Improving diagnosis of tuberculosis from urine cell-free DNA

Abstract

Tuberculosis (TB) is the leading cause of infectious disease-related mortality worldwide, in part due to limitations in rapid diagnostics. Current TB tests rely on sputum samples, which are difficult to collect from many patients, including people living with HIV, those who are severely ill, and children, and may not detect extrapulmonary TB. Rapid sputum-based tests also have reduced sensitivity in these same patient populations, who more often have paucibacillary TB. There is a critical need for TB diagnostics that target more easily accessible samples, such as urine. Transrenal urine cell-free DNA (cfDNA) is a promising biomarker for TB but is challenging to detect because of the short length (<100 bp) and low concentration of TB-specific fragments. We aimed to increase the sensitivity of TB diagnosis from urine cfDNA by improving recovery of short fragments during the sample preparation step. Here, I present the development of a sequence-specific purification method for cfDNA with <1 copy/mL sensitivity from large volume (10 mL) urine samples that improves detection of short cfDNA relative to silica-based urine cfDNA extraction methods. In a clinical cohort study in South Africa, our assay had 84% sensitivity and 100% specificity for adult pulmonary TB, the highest diagnostic accuracy for a TB urine cfDNA test reported to date. We also characterized urine cfDNA using next-generation sequencing, revealing that TB-derived cfDNA is significantly more degraded than human-derived cfDNA. Finally, I explored several strategies for future assay improvements, including development of a multiplexed assay.

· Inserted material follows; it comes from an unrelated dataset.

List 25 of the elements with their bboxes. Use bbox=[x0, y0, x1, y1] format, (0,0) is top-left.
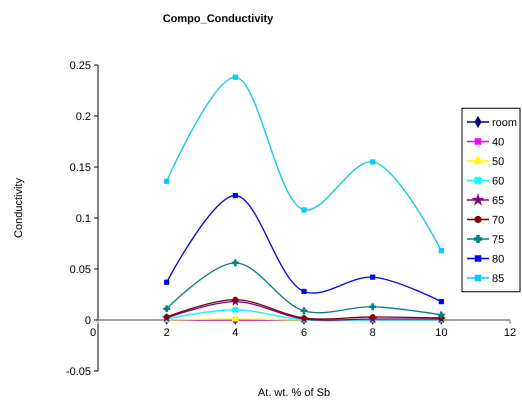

The work described in this dissertation offers several important contributions to the growing evidence for urine cfDNA as a diagnostic target for TB, as well as to the broader cfDNA field. Collectively, it motivates continued development of urine cfDNA-based assays for TB diagnosis and will aid informed design of improved cfDNA assays. Our sequence-specific purification approach for urine cfDNA has the potential to expand access to rapid TB diagnostics by enabling diagnosis across sputum-scarce and paucibacillary populations, addressing an urgent need that was identified as one of the highest priority gaps in TB diagnostics.